Thanks a lot Karl
In the “Simple History” in ManifoldCF I see, for every document, even if it’s
not been modified every day:
26/05/23, 08:47:47 document ingest (SolrShare)
file:/...Avanzato%202014.pptx
26/05/23, 08:47:46 extract [TikaTrasform]
file:/...Avanzato%202014.pptx
26/05/23, 08:47:45 access
file:/...Avanzato%202014.pptx
In Solr, I execute the query to search the document and I see, omitting
extended result..) :
{
"responseHeader":{
"status":0,
"QTime":977,
"params":{
"q":"id:*Avanzato*202014*",
"_":"1685082709862"}},
"response":{"numFound":1,"start":0,"docs":[
{
"id":file:/...Avanzato%202014.pptx,
"last_modified":"2015-03-25T17:27:22Z",
"resourcename":"...Avanzato 2014.pptx",
"content_type":["application/vnd.openxmlformats-officedocument.presentationml.presentation"],
"allow_token_document":["Active+Directory:S-1-5-21-…..",
"Active+Directory:S-1-..."],
"deny_token_document":["Active+Directory:DEAD_AUTHORITY"],
"allow_token_share":["Active+Directory:S-1-1-0"],
"deny_token_share":["Active+Directory:DEAD_AUTHORITY"],
"deny_token_parent":["__nosecurity__"],
"allow_token_parent":["__nosecurity__"],
"content":["ESER..
"_version_":1766940934228934656}]
}}
Is this what did you mean when you mentioned “activity log” ?

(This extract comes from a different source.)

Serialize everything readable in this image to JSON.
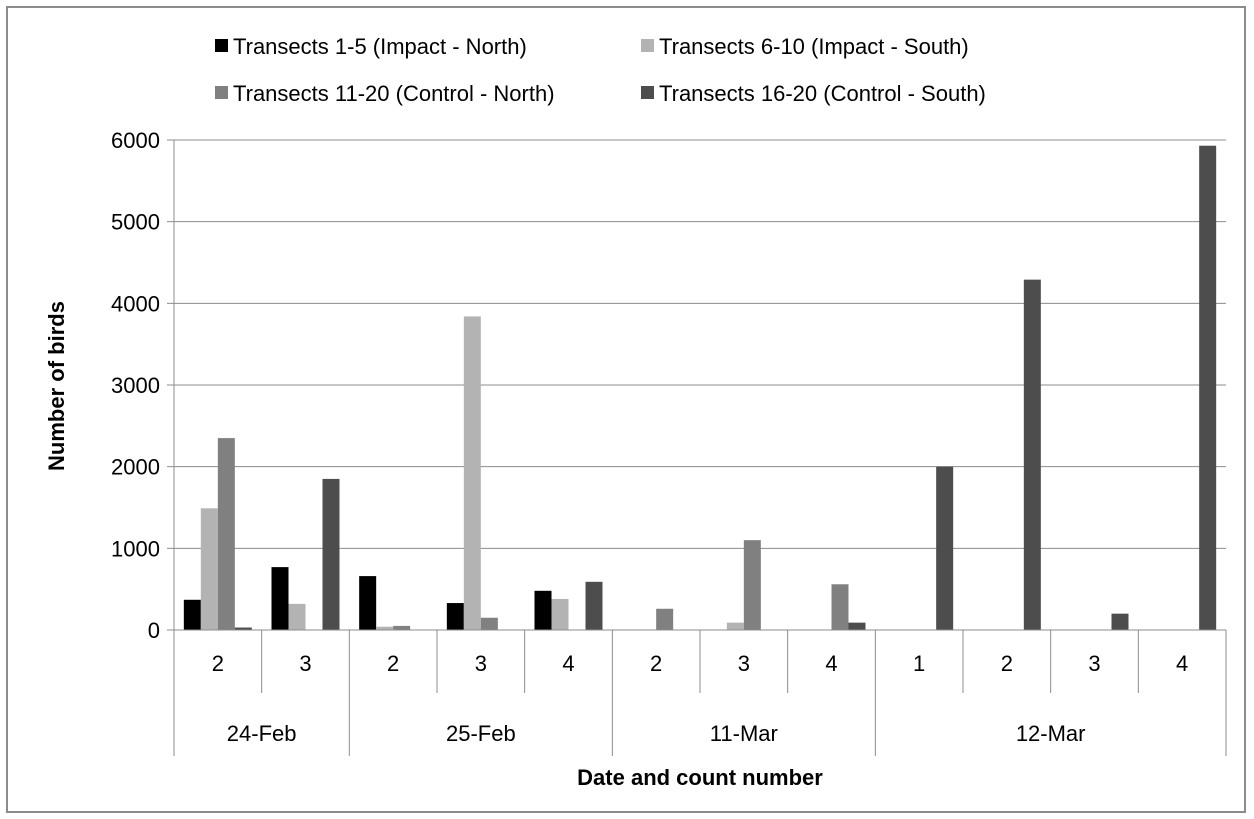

I see that document in Solr, so, I suppose that it is indexed
What could I investigated furthermore?
Thanks a lot
Mario
Da: Karl Wright
Inviato: venerdì 26 maggio 2023 07:20
A: user@manifoldcf.apache.org
Oggetto: Re: Long Job on Windows Share
The jcifs connector does not include a lot of information in the version string
for a file - basically, the length, and the modified date. So I would not
expect there to be lot of actual work involved if there are no changes to a
document.
The activity "access" does imply that the system believes that the document
does need to be reindexed. It clearly reads the document properly. I would
check to be sure it actually indexes the document. I suspect that your job may
be reading the file but determining it is not suitable for indexing and then
repeating that every day. You can see this by looking for the document in the
activity log to see what ManifoldCF decided to do with it.
Karl
On Thu, May 25, 2023 at 6:03 AM Bisonti Mario
mailto:mario.biso...@vimar.com>> wrote:
Hi,
I would like to understand how recrawl works
My job scan, using “Connection Type” “Windows shares” works for near 18 hours.
My document numebr a little bit of 1 million.
If I check the documents scan from MifoldCF I see, for example:
[cid:image001.png@01D98FB1.12689F10]
It seems that re work on the document every day even if it hadn’t been modified.
So, is it right or I chose a wrong job to crawl the documents?
Thanks a lot
Mario